The katA gene was also employed as a proof-of-concept target to demonstrate the applicability of the CRISPR-Cas system for gene insertions in B. methanolicus. In this experiment, the katA gene was replaced with the reporter gene mcherry. For this purpose, the construct pCasPP-ΔkatA::mcherry contained the same katA homology arms and the sgRNA sequence used for katA deletion in the pCasPP-ΔkatA plasmid, but with the homology arms flanking the Pmdh-mcherry cassette (Table 1; Figure 5A). Successful gene insertion was verified by PCR. PCR primers bind to the chromosomal regions flanking the katA locus, outside the homology arms (Supplementary Table 1). The ~0.3 kb difference between WT (~3.5 kb) and mcherry insertion clones (~3.8 kb) corresponds to the replacement of the katA coding sequence with the mcherry ORF plus the mdh promoter, consistent with the expected fragment size (Figure 5B). The insertion frequency was comparable to that observed for deletion experiments, with approximately 3 non-recombinant clones among 20 colonies screened. The resulting strain, ΔkatA::mcherry, exhibited approximately threefold higher mCherry fluorescence compared to the WT (Figure 5C). The background mCherry fluorescence observed in the WT had also been demonstrated previously (Irla et al., 2016). Hence, these results confirm the successful application of the CRISPR-Cas system for targeted gene insertion in B. methanolicus.

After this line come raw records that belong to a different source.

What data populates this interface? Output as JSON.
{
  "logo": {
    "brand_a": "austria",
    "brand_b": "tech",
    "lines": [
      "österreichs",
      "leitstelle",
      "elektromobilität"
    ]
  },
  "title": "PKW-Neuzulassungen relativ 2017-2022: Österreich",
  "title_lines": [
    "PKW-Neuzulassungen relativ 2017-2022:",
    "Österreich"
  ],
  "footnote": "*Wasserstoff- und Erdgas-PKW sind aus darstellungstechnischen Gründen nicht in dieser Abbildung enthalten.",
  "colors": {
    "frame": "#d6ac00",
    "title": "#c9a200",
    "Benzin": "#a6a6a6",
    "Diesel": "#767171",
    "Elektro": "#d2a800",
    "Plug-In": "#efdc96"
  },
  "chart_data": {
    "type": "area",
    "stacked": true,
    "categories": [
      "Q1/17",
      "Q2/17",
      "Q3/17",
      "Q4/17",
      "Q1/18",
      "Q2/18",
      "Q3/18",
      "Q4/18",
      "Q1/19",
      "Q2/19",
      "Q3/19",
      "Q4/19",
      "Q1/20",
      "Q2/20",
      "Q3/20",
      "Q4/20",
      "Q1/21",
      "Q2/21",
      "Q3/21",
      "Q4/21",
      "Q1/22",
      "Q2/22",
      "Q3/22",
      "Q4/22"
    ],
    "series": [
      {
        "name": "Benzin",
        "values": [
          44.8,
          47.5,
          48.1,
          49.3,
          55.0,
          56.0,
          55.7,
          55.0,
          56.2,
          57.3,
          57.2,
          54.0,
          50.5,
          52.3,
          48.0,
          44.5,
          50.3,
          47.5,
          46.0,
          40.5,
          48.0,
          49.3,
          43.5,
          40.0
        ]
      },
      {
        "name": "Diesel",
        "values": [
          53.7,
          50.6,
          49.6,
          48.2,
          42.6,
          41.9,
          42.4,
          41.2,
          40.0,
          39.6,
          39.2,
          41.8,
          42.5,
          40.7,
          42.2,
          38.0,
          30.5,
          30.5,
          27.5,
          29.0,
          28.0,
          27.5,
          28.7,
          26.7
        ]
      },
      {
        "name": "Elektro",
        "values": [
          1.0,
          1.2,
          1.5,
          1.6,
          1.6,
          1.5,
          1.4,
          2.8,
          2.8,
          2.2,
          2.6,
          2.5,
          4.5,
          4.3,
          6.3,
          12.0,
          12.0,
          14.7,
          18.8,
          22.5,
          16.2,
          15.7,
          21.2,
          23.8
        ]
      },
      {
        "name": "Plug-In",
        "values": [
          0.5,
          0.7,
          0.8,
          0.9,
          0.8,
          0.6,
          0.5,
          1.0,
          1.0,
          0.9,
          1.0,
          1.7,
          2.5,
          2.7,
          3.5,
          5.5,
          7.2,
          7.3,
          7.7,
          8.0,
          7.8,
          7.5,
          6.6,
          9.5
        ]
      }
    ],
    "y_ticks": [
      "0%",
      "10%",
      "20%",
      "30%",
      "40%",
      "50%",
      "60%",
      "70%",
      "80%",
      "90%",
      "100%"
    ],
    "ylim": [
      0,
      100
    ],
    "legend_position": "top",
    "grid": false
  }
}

Next, we extended the CRISPR system to an additional genetic target. We targeted the gene encoding the major regulator Spo0A (BMMGA3_11365; WP_004435551.1), which is known to directly or indirectly influence more than 500 genes (Molle et al., 2003) and can be used in various microbial strains to decrease sporulation (Hou et al., 2016; Huang et al., 2004). Firstly, we have evaluated the efficiency of the CRISPR-Cas9 for the gene deletions (Supplementary Figure 3A). The plasmid pCasPP-spo0A was transferred to B. methanolicus via conjugation, and the empty pCasPP plasmid (no targeting sgRNA and no homologous flanks) was used as a control. Colony PCR analysis revealed 100% conjugation efficiency for the non-targeting pCasPP empty control (8/8 tested clones positive from 288 in total) as well as 100% editing efficiency for the targeting pCasPP-spo0A construct (10/10 tested clones positive from 28 in total). To evaluate the efficiency of the CRISPR-Cas9 system for targeted gene replacements, as previously described for P. polymyxa (Meliawati et al., 2022b), the pCasPP-spo0A construct was modified by inserting an mRFP1 encoding gene in between the homology flanks, thereby yielding the insertion plasmid pCasPP-spo0A::mrfp1. This plasmid carried the same sgRNA as utilized for the deletion of the spo0A gene but was designed to replace the spo0A gene with the mRFP1 encoding gene at its native locus. For that approach, a slightly lower editing efficiency of 95.2% was observed (20/21 positive clones from 2,784 in total). The positive integration of the mrfp1 gene was confirmed via colony PCR and subsequent sequencing of the resulting amplicons (Supplementary Figure 3B). By that, the editing efficiencies were proven to be close to 100% for single gene deletions as well as for gene replacements in B. methanolicus.